Although there are a good number of employment options nearby, many people travel to Fairbanks proper to find work. The college is perfectly situated on Route 3, which leads you virtually straight to Anchorage in the south.
Despite being in Alaska, residents have noted that College does not provide access to the Alaskan wilderness but it is still a beautiful place to live with great amenities.
Gateway, located in the Borough of Matanuska-Susitna, is a great place to live in Alaska. Despite being 45 minutes drive north of the city center, Gateway has a very village-like, rural atmosphere.
The median home value in Alaska is $271,300, which is much more than the national average but in line with local real estate costs. The cost of living would be something to think about, but there is plenty of good employment available, so these two aspects kind of balance each other out.
The top ten public schools in Alaska include six from Anchorage, one from Fairbanks, and one from Juneau. However, Gateway is home to the best public school in the state, according to Niche.com.
If you’re looking for a beautiful and rural place to live in Alaska, Ester is your best bet. With a population of just 3,008, it’s the perfect place to get away from the hustle and bustle of city life.
Despite its rural setting, there are plenty of things to do in Ester. The community takes gardening very seriously, so if you’re a green thumb, you’ll fit right in. And if you’re looking to buy a house, Ester is officially the second-best spot in Alaska to do so.
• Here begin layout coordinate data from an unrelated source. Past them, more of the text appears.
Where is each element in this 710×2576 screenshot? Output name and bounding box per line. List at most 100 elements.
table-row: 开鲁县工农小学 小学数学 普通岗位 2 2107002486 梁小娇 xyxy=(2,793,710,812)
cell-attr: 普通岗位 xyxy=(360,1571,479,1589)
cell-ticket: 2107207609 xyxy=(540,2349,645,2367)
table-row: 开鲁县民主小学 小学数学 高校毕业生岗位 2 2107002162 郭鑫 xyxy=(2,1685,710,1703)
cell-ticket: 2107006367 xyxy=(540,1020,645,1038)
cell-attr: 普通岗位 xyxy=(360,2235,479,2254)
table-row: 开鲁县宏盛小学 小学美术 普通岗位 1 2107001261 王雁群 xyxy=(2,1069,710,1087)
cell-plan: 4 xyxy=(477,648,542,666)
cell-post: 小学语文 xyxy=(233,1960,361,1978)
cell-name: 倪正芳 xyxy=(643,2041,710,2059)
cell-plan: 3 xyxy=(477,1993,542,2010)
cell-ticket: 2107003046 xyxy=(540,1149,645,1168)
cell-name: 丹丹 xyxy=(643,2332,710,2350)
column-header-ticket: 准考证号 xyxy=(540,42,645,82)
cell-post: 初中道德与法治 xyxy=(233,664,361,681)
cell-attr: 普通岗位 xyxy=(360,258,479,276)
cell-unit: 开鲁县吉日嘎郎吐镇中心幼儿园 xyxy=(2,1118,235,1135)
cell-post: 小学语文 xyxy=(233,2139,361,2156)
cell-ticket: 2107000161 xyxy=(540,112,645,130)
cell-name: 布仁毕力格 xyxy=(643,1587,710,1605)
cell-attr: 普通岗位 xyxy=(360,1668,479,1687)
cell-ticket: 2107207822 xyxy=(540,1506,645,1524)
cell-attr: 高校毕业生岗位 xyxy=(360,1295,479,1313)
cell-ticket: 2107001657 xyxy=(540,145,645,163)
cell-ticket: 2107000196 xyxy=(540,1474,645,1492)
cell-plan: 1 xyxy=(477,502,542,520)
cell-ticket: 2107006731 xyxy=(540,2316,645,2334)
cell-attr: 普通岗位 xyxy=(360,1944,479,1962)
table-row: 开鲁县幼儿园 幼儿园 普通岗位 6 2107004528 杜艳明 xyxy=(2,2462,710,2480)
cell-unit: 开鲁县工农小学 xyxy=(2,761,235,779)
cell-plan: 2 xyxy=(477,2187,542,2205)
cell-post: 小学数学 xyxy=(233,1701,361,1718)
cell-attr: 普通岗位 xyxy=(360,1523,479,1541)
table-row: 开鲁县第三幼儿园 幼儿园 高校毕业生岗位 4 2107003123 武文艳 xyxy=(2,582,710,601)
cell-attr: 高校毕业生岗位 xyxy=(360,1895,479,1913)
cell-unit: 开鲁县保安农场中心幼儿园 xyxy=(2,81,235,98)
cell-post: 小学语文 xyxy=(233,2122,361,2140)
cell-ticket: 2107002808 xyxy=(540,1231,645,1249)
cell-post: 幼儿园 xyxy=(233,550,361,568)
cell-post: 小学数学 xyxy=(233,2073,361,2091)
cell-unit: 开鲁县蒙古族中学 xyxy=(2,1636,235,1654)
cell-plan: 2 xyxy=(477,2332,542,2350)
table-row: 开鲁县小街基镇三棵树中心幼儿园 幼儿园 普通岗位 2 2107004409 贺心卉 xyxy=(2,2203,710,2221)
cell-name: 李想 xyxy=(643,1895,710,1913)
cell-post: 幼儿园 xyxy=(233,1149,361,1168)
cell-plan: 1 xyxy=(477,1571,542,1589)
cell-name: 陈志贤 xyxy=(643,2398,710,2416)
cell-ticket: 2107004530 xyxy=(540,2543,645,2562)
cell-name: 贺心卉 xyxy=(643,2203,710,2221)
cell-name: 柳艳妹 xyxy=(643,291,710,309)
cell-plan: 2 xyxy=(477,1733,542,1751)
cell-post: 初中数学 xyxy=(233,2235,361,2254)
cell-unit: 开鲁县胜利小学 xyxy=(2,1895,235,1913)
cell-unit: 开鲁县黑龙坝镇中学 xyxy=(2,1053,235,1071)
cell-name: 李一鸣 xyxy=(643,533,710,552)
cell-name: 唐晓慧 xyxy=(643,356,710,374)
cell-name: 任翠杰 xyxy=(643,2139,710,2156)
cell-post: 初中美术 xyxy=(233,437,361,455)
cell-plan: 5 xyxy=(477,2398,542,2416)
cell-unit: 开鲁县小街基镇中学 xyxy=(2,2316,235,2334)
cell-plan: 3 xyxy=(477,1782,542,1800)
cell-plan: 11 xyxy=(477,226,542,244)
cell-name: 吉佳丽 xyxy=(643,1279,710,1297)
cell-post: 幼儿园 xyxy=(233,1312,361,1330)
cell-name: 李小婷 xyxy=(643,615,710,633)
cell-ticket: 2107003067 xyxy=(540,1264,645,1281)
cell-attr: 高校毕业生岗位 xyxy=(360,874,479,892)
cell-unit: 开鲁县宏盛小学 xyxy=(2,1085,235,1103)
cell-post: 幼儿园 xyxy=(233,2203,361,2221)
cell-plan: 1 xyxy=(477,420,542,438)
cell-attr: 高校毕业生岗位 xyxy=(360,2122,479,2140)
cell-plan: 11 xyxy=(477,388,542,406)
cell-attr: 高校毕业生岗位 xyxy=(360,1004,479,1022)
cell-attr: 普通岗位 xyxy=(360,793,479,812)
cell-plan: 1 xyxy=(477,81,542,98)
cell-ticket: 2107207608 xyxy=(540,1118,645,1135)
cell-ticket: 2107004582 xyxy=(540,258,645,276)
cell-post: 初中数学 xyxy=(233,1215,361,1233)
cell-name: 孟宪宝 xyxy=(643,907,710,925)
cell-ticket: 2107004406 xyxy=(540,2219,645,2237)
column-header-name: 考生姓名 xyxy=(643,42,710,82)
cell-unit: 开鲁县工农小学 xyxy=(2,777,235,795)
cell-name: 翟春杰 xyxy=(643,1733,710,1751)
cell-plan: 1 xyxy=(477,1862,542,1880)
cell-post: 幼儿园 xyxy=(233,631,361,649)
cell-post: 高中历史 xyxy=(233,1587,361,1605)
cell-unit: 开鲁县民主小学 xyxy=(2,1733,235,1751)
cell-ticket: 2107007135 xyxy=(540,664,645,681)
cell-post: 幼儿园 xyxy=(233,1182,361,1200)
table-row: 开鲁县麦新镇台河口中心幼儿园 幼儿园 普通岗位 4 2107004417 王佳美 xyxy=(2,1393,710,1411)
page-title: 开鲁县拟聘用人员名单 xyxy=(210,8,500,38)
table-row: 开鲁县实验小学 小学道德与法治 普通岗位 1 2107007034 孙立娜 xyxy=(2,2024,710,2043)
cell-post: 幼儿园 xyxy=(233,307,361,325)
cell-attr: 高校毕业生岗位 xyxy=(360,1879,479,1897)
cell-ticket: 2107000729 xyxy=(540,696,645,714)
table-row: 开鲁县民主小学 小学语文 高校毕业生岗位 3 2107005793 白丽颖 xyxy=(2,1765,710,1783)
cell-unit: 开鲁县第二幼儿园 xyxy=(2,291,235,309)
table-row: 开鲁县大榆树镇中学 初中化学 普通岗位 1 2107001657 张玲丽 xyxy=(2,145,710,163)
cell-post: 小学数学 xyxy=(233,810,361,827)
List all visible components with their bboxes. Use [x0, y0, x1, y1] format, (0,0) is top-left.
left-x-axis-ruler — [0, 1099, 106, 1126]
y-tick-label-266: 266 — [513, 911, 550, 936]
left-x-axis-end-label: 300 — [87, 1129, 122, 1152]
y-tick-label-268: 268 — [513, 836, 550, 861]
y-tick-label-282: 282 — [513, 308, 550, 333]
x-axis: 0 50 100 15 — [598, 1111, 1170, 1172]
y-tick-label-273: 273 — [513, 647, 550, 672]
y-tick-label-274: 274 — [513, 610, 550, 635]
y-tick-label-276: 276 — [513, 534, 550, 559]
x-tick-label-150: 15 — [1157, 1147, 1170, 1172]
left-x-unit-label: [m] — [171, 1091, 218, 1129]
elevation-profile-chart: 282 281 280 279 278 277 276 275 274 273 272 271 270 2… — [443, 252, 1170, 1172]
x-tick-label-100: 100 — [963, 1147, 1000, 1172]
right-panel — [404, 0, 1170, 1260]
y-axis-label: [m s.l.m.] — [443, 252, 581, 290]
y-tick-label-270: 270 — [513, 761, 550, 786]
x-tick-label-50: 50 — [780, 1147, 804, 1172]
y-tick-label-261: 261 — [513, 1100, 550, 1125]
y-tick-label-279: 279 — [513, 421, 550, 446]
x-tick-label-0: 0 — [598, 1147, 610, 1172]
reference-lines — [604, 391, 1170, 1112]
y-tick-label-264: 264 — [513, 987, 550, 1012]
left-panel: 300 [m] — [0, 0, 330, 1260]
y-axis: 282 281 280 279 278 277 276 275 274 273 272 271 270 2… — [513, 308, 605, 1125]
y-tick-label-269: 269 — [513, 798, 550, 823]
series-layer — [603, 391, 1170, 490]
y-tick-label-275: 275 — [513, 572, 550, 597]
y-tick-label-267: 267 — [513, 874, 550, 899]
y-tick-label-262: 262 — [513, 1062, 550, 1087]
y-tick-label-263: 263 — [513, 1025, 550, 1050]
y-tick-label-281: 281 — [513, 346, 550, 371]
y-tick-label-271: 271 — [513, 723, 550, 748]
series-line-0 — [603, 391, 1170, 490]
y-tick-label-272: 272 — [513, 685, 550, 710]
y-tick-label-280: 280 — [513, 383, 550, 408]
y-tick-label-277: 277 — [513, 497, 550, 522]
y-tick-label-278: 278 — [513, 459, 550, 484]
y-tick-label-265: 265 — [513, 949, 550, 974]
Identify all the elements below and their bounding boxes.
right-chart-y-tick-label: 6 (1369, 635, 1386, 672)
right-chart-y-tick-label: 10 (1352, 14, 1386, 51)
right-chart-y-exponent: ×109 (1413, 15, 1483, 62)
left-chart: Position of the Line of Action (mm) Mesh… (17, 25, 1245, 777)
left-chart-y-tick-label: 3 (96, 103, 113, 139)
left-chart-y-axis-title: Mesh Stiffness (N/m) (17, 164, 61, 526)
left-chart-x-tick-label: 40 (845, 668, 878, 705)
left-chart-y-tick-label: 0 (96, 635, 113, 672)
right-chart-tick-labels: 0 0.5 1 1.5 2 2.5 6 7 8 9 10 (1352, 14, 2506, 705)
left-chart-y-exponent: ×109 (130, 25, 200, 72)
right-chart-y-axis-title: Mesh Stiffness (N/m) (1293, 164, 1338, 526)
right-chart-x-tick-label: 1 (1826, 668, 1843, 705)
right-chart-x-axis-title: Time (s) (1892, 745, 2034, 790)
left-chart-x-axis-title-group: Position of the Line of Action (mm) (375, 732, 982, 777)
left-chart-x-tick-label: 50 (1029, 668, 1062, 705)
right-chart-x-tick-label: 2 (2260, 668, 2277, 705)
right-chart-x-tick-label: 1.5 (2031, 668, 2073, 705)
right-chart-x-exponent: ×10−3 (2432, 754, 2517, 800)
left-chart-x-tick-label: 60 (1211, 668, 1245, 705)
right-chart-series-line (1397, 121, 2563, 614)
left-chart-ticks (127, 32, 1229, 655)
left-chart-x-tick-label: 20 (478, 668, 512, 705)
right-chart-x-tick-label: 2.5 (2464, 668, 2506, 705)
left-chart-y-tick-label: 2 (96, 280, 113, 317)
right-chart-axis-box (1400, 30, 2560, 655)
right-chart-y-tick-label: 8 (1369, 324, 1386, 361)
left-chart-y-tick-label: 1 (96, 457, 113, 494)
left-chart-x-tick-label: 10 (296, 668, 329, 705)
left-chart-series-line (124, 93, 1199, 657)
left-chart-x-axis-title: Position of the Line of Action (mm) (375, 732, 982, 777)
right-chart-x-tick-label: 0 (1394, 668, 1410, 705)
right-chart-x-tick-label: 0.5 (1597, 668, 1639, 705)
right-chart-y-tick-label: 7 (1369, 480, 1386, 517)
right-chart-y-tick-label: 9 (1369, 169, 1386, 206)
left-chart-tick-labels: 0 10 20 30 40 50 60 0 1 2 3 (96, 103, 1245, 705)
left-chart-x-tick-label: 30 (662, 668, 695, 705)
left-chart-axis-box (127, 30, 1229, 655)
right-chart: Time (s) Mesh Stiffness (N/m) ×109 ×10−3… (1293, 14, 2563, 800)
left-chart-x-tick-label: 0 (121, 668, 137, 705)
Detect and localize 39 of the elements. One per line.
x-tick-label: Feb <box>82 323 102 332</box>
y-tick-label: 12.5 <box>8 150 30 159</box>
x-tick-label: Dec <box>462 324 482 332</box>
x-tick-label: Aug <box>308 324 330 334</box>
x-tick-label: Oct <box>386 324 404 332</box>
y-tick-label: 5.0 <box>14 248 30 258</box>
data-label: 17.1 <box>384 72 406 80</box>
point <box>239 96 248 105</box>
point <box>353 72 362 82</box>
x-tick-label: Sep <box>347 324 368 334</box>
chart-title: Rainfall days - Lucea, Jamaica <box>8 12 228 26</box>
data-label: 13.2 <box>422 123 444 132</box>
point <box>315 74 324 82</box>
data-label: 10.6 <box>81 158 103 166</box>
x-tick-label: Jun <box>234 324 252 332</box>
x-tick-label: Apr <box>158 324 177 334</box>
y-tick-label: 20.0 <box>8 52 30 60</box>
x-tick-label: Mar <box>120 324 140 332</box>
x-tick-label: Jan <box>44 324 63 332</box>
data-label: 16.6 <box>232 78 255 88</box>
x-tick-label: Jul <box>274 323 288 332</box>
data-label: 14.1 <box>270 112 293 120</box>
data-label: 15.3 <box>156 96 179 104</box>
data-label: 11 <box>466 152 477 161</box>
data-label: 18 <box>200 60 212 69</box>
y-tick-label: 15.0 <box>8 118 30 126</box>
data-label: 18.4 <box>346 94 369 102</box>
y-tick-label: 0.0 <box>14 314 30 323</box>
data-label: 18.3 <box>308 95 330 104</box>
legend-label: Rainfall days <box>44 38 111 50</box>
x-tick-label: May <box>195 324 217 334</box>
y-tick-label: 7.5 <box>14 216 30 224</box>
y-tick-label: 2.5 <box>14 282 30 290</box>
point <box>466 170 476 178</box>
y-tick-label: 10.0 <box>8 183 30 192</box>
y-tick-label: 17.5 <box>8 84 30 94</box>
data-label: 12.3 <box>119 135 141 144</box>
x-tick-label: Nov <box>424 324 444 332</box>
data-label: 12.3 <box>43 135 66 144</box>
Ridgeway is a small town in Alaska with a population of just over 1,000 people. It’s located in the Southeast Fairbanks Census Area, about 60 miles north of Juneau.
The town is situated on the banks of the Nelchina River and is surrounded by mountains. Ridgeway is a popular destination for outdoor enthusiasts, with plenty of opportunities for hiking, camping, fishing, and more.
The town is also home to the annual Nelchina Caribou Herd Festival, which celebrates the largest caribou herd in North America.